His first research students at Florida Tech worked on wetland conservation questions and one of those projects was on frogs. Around that same time, Bush received his first research grant to pursue his main area of interest, the paleoecology (ecological history of climate change and human activity) in South America. Frogs and Florida wetland research was largely forgotten as he busied himself with work in Amazonia the Andes and the Galapagos.

But as evidence of global climate change mounted, and as the local discussion over the value of small wetlands became more intense, he decided that a return to the frog survey data of 20 years ago might be in order.

“The way we had surveyed frogs in the 1990s was to stand beside a pond about an hour after sunset and listen for five minutes. We documented all the frogs that we heard in that time,” Bush said. “This technique was the standard method of conducting surveys for frogs and toads. Of course, those surveys would be influenced by the skill of the listener at hearing and identifying the calls. Surely, I thought, in the age of phones and apps there must be an app for that. But there wasn’t.”

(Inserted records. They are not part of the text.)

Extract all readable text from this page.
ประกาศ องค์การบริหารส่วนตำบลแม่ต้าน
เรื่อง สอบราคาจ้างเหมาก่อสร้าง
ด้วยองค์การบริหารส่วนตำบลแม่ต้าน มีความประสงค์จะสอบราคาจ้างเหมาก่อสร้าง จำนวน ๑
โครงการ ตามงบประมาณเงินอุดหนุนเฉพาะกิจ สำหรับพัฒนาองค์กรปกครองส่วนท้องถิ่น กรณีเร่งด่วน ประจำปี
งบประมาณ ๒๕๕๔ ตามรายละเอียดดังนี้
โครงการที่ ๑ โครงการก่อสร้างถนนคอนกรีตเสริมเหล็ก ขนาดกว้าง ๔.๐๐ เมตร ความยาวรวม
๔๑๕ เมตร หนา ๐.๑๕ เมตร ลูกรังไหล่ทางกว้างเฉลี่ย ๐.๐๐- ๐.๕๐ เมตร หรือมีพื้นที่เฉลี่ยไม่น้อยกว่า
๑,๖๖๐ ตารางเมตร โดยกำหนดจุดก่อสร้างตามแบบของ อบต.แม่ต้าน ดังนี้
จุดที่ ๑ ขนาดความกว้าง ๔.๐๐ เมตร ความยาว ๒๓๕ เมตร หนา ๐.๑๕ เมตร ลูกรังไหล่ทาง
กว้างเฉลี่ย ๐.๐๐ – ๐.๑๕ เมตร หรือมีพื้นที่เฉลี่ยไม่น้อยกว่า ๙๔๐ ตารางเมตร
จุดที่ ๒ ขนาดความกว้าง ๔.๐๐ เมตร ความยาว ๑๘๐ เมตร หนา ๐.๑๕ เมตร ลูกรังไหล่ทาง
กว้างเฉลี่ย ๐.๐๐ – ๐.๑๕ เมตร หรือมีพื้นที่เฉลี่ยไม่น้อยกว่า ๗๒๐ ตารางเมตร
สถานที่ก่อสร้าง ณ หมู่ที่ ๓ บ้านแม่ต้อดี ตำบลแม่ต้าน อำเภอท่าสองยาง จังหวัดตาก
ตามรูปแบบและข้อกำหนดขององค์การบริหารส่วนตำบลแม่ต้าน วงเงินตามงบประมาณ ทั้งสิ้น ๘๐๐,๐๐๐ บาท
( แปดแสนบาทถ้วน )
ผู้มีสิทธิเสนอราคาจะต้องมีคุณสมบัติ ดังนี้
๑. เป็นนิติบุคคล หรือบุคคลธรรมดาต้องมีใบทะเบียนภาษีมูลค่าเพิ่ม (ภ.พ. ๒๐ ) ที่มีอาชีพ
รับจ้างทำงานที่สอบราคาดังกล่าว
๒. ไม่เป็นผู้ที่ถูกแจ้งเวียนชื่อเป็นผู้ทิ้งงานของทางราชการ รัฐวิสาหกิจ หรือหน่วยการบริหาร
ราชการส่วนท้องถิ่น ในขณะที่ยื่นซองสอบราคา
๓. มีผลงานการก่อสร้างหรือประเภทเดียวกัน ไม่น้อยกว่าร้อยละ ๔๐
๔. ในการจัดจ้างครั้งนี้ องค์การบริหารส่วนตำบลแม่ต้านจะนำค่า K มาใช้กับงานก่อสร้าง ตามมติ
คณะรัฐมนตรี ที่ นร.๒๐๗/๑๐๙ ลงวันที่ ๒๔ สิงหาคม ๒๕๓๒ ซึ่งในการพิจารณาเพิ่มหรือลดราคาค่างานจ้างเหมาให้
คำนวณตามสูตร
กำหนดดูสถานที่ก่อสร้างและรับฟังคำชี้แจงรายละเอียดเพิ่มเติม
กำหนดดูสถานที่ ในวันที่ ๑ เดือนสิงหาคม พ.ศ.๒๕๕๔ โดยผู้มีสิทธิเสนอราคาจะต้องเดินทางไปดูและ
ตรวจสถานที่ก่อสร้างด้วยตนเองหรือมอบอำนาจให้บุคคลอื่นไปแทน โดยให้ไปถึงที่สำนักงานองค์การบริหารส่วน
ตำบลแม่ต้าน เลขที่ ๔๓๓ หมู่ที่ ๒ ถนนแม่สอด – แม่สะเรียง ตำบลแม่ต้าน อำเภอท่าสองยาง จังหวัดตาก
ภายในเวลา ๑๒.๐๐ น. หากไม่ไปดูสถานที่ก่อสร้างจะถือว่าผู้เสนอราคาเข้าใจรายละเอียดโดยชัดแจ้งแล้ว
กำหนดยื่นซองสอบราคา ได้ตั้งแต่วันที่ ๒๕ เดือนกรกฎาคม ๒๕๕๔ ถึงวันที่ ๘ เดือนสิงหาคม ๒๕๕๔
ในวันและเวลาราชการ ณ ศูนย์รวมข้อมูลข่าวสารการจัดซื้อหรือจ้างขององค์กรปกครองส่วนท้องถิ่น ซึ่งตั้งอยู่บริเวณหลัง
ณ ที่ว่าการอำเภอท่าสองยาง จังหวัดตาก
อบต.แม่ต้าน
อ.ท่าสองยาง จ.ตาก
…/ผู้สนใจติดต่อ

Citizen Science initiatives were in place to document frog calls up and down the country. These volunteers provided essential data that, when viewed as a whole, told the story of how frogs and toads were responding to multiple pressures from urbanization to pollution and climate change.

“An app that used the latest techniques in voice recognition could help to standardize the quality of those efforts,” Bush said.

In June the team launched a free app called WhatFrog on I-Tunes. Crowd-sourcing will improve the performance of the voice-recognition algorithms. The more users the app gets, the more recordings will be made, and once checked for accuracy, the new recordings will be added to our library. The more recordings that there are of each type of frog the more accurate will be the identification.

Currently the app contains enough recordings to identify about 40 of the commonest frogs and toads in the USA. They hope to expand this number, improve accuracy and enable some game-like features within the app.

“We hope that teachers, students, and naturalists will find the app useful, entertaining and educational,” Bush said. “The average age of citizen scientists is 55, perhaps by introducing an app like this that connects to social media we can attract a different, younger, cohort of enthusiasts inspired to protect our wildlife.”